JAKARTA — PT Telkom Indonesia (Persero) Tbk. tengah menyiapkan langkah besar dalam penataan ulang bisnisnya. Perusahaan pelat merah itu akan bertransformasi menjadi strategic holding disertai penguatan portofolio usaha, seiring agenda transformasi BUMN dan arah kebijakan nasional yang kini mendorong efisiensi di tubuh korporasi negara.
Masuk ke fase penataan ulang bisnis
Langkah Telkom ini sejalan dengan aspirasi streamlining BUMN yang dikelola Badan Pengelola Investasi (BPI) Danantara. Program tersebut dirancang untuk memangkas jumlah perusahaan BUMN agar struktur usaha menjadi lebih efisien, lebih menguntungkan, dan memiliki daya saing yang lebih kuat di tingkat global.
Dalam konteks itu, Telkom mulai menata kembali portofolio bisnisnya agar lebih fokus pada bisnis inti yang menopang empat pilar transformasi Telkom 2030. Penataan ini juga diarahkan untuk membuat perusahaan lebih ramping dan menghindari tumpang tindih portofolio di antara anak usaha yang memiliki lini bisnis serupa.
Evaluasi anak usaha dilakukan dengan kajian independen
Untuk memperkuat proses tersebut, Telkom juga menginisiasi program streamlining berdasarkan kajian subsidiary streamlining yang dilakukan konsultan bisnis independen. Hasil kajian itu menjadi kerangka evaluasi untuk menilai portofolio masing-masing anak perusahaan dan menentukan opsi terbaik bagi setiap entitas.

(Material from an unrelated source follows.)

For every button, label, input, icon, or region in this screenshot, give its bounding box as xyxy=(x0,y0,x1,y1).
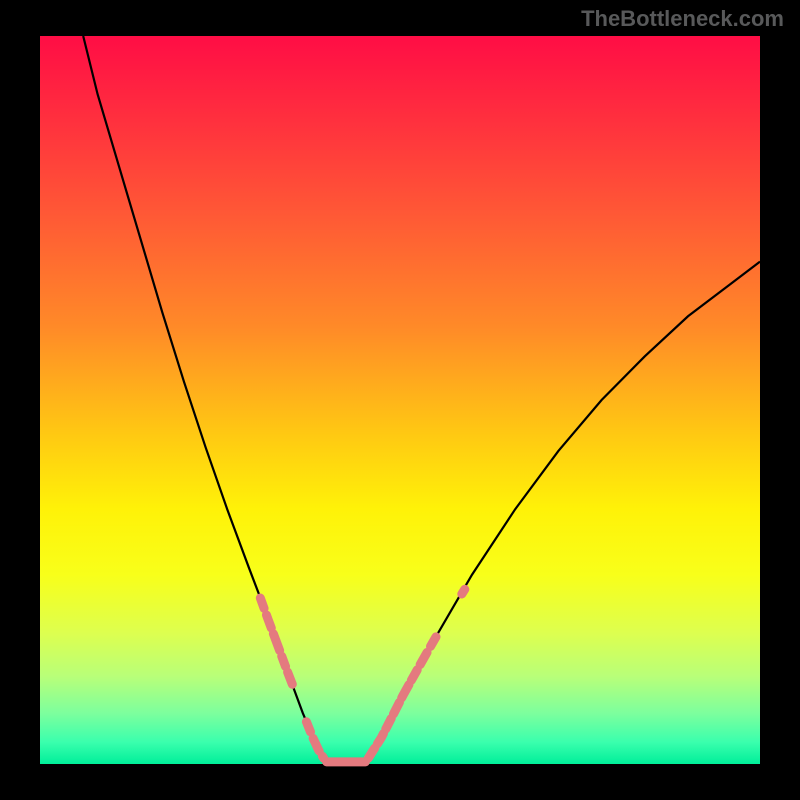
gradient-background xyxy=(40,36,760,764)
chart-container: { "watermark": { "text": "TheBottleneck.… xyxy=(0,0,800,800)
chart-svg xyxy=(0,0,800,800)
watermark-text: TheBottleneck.com xyxy=(581,6,784,32)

Melalui penataan ini, Telkom ingin memastikan setiap anak usaha memberi kontribusi yang jelas dan menciptakan nilai tambah yang optimal bagi TelkomGroup. Dengan demikian, struktur bisnis diharapkan tidak hanya lebih sederhana, tetapi juga lebih produktif dalam mendukung strategi jangka panjang perusahaan.
Menuju two tier strategic holding
Direktur Strategic Business Development & Portfolio Telkom, Seno Soemadji, mengatakan strategi streamlining akan memperkuat posisi Telkom sebagai digital telco sekaligus enabler ekosistem digital nasional yang berdaya saing global. Menurut dia, seluruh langkah ini diarahkan untuk mewujudkan two tier strategic holding yang berfokus pada penciptaan nilai.
Dengan organisasi yang lebih efisien dan portofolio yang lebih tertata, Telkom berharap dapat melangkah sebagai strategic holding yang solid, sekaligus menjaga ruang pertumbuhan di tengah perubahan industri telekomunikasi dan digital yang semakin kompetitif.